By Alex Wallace
It always interests me, if with some trepidation, whenever someone of a literary bent attempts alternate history. At best, such attempts can bring with them a finesse to the writing and the characterization that the genre press sometimes neglects. At worst, they display no respect for the history of the genre, treating the very notion of allohistorical speculation as a novel thing of which they are the first worthies to actually make an attempt at such. It was this cocktail of emotions I felt when I cracked open Laurent Binet’s novel Civilizations, published in 2019 in its original French and translated by Sam Taylor in 2021.
(Before you ask - no, so far as I can tell, Sid Meier or his associates had nothing to do with this novel, although there is a certain similarity in the underlying philosophy)

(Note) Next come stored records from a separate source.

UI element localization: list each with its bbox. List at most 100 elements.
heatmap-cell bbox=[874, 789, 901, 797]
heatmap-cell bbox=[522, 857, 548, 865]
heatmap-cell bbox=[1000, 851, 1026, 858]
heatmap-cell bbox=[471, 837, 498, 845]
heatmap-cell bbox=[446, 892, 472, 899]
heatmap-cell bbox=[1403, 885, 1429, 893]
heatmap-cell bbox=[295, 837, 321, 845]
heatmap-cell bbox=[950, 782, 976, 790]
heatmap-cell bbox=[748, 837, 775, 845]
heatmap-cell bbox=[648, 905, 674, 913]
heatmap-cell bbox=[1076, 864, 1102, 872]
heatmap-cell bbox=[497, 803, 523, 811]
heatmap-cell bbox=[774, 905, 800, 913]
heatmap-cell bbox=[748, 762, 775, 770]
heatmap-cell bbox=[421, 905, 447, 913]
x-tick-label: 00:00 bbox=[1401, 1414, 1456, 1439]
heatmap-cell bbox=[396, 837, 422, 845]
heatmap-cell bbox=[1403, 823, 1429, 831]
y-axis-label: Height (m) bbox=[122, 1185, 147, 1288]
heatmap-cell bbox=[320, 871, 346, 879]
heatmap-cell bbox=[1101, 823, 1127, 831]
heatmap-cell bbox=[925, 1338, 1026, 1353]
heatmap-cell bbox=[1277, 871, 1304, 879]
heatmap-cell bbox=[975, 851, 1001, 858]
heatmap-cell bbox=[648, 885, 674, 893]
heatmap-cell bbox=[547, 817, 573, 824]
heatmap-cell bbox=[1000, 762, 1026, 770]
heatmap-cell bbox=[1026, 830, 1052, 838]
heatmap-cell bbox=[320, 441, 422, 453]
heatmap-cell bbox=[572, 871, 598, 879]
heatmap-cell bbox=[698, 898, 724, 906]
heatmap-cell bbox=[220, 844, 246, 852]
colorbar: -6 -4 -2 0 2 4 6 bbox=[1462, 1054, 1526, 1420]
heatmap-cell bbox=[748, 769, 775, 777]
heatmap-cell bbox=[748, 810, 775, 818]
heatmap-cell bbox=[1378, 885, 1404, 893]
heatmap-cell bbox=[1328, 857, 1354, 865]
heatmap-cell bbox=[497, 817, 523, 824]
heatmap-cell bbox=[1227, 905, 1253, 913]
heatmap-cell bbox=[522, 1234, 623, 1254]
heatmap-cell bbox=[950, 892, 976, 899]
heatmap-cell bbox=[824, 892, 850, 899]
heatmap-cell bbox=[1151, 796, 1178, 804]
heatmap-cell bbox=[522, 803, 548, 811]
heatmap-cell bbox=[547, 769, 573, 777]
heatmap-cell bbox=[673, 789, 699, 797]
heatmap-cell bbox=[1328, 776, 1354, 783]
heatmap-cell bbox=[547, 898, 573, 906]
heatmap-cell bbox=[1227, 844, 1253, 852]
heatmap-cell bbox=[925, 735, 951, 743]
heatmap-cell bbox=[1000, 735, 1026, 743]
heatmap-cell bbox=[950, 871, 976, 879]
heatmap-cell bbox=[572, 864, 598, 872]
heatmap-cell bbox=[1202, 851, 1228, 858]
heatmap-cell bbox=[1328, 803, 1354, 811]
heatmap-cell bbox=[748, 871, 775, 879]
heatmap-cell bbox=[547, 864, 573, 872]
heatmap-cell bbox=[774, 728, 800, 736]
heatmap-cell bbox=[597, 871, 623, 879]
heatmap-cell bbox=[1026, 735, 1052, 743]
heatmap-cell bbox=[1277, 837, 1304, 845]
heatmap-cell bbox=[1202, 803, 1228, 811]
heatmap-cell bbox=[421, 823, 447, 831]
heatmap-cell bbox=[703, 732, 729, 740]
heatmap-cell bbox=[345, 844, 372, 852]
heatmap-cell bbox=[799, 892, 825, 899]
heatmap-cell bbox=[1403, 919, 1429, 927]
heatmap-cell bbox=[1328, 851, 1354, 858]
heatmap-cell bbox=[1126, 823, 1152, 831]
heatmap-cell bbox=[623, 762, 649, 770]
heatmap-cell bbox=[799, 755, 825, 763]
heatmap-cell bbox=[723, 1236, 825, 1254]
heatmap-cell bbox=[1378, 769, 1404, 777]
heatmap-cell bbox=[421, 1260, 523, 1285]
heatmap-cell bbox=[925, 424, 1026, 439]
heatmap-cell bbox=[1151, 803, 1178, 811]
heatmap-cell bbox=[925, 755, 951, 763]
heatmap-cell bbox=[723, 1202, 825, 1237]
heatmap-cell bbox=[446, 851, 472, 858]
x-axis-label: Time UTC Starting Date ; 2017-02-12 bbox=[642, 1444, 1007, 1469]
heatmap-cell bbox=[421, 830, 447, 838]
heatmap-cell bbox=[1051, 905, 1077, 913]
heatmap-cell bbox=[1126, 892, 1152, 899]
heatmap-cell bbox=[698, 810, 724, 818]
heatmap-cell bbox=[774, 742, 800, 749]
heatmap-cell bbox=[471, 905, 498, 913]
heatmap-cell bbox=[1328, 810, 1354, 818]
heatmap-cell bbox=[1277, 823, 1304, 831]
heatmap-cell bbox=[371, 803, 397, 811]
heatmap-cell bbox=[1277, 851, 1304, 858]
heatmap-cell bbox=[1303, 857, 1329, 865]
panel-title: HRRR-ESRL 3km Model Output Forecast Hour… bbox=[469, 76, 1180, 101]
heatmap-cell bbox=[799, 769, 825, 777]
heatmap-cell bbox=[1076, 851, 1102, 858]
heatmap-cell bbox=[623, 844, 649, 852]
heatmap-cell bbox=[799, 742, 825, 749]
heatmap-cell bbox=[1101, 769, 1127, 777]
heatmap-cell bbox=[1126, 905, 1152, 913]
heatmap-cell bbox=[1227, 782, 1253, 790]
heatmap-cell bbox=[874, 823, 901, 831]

What is so striking about the writing style of Civilizations is how it is essentially a long-form textbook-style alternate history in a manner that would have fit in easily with Sea Lion Press’ various offerings. Binet is clearly thinking on a grand scale, and he has chosen a medium that allows him to indulge in that scale. Binet is a reporter on French politics, and I suspect that that background informed this book in the way that Robert Sobel’s background in economics informed For Want of a Nail; there’s a certain journalistic tone that can be felt in some parts of the narrative.
The narrative, in terms of its historical focus, is one that is quite unique in the genre. It starts with Viking ships making landfall in the Americas, and their crews travel ever southward. Through what appears to be technological diffusion, this leads to the Inca creating a fleet of ships that is sent to colonize Europe when the Reformation is in full swing. Binet dares, and mostly succeeds, in the task previously undertaken by Kim Stanley Robinson and Arturo Serrano and Yasser Bahjatt in inverting traditional narratives of colonialism; I am, however, more than little off-put by the fact that such a change among non-Europeans is because of the intervention of European travelers.
The longtime reader of alternate history will be mildly amused at the extent of convergent evolution here. The textbook style is the most obvious, but there is clever usage of historical figures like Martin Luther; I particularly enjoyed what Binet did with Henry VIII of England. The whole shebang feels like a good timeline on alternatehistory.com eight to ten years ago, and that is a compliment.
Had Civilizations been released in 1991, or 2001, or even 2011, it would have been absolutely transformational in the genre. In the genre of 2022, however, it is but another entry in the reimagination of alternate history that is currently ongoing. That is no bad thing; the genre could use the new blood. Civilizations heralds the coming of something truly magnificent, and, through it, the genre may well have a real cultural victory on its hands.